Volume 11 Supplement 2

27th International Symposium on Intensive Care and Emergency Medicine

Open Access

Vasoplegic syndrome after cardiopulmonary bypass surgery – associated factors and clinical outcomes: a nested case-control study

  • J Iribarren1,
  • J Jimenez1,
  • M Brouard1,
  • J Lorenzo1,
  • R Perez1,
  • L Lorente1,
  • C Nuñez1,
  • L Lorenzo1,
  • C Henry1,
  • R Martinez1 and
  • M Mora1
Critical Care200711(Suppl 2):P254

DOI: 10.1186/cc5414

Published: 22 March 2007


Vasoplegic syndrome (VS) following heart surgery using cardiopulmonary bypass (CPB) has been recently recognized and implicated in life-threatening complications. The aim of this study was to identify associated factors for the development of VS after CPB.

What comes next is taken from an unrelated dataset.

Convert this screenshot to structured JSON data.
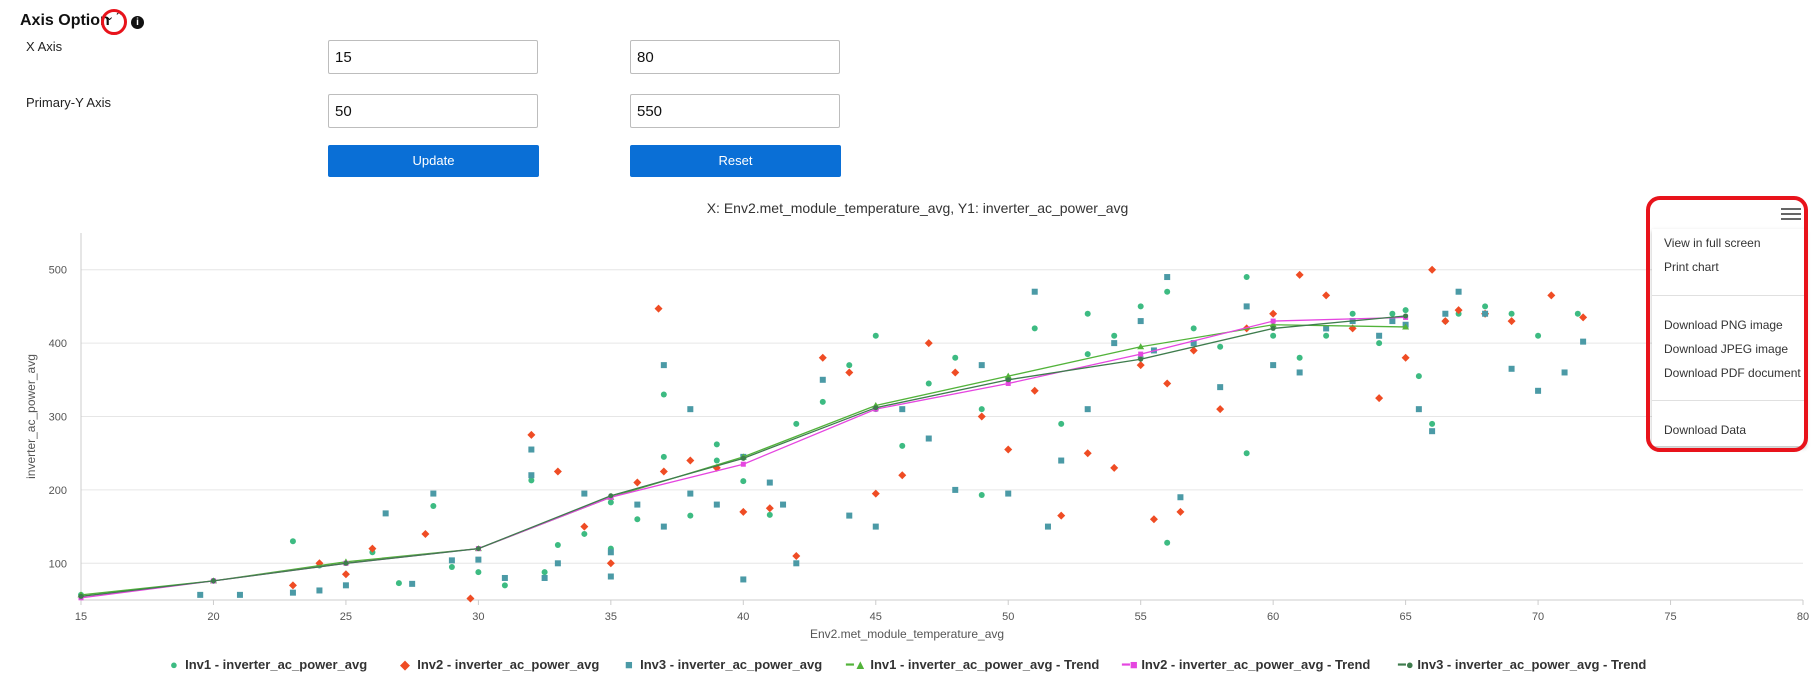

We performed a nested case–control study of 50 patients undergoing CPB, 27 (54%) men and 23 (46) women, mean age 66.5 (SD 9.6) years. VS was defined as systemic vascular resistance index <1,600 dyn∙seg/cm5/m2 and cardiac index >2.5 l/min/m2 within the first postoperative 4 hours. Vasoplegic shock was defined as vasoplegic patients that needed norepinephrine for at least 4 hours, after failure to respond to appropriate volume expansion. Excessive bleeding was defined as blood loss >1 l/24 hours, while total bleeding was considered as blood loss until chest tube withdrawal. Demographic variables, surgical procedures and postoperative variables were collected. We recorded data related to coagulation, fibrinolysis, complement, inflammation, blood loss at different time points, preoperative, at 0, 4 and 24 hours after surgery, and hemoderivative requirements. We used the Pearson chi-squared test, the Fisher exact test, the Student t test and the Mann–Whitney U test for nonparametric variables. SPSS version 12.1 was used.


Seventeen (34%) patients had VS, 11 (65%) men and six (35%) women. Longer aortic clamping time (P = 0.007) and CPB time (P = 0.013) were associated with VS. These patients showed a higher cardiac index at 4 hours (P < 0.001) and lactic acid within the first 24 hours. Seven of these patients (41%) fulfilled vasoplegic shock criteria (P < 0.001). We found higher levels of IL-6 at 0 hours (P = 0.02) and 4 hours (P = 0.001), and soluble TNF receptor at 0 hours (P = 0.044). At ICU admission (0 hours) there was a higher coagulation activation: INR (P = 0.005), fibrinogen (P = 0.001), antithrombin (P = 0.007); lower levels of plasminogen activator inhibitor-1 (P = 0.023) as well as lower plasminogen activator inhibitor-1/tissue-plasminogen activator ratio (P = 0.021), and higher levels of D-dimer (P = 0.041); lower levels of C3 (P = 0.023), B factor (P = 0.013), C4 (P = 0.015) as well as a significantly higher decrease between preoperative and 0-hour levels of C1-inhibitor, C4, C3 and B factor. Lower levels of leptins at 0, 4 and 24 hours were found. Vasoplegic patients showed higher blood losses along all time points (Figure 1), higher incidence of excessive bleeding (60% vs 40%; P = 0.011) and required more hemoderivatives during the ICU stay, plasma (P = 0.016) and platelets (P = 0.002).

Figure 1


VS post-CPB was associated with activation of serin protease systems, which leads to higher blood loss and excessive bleeding.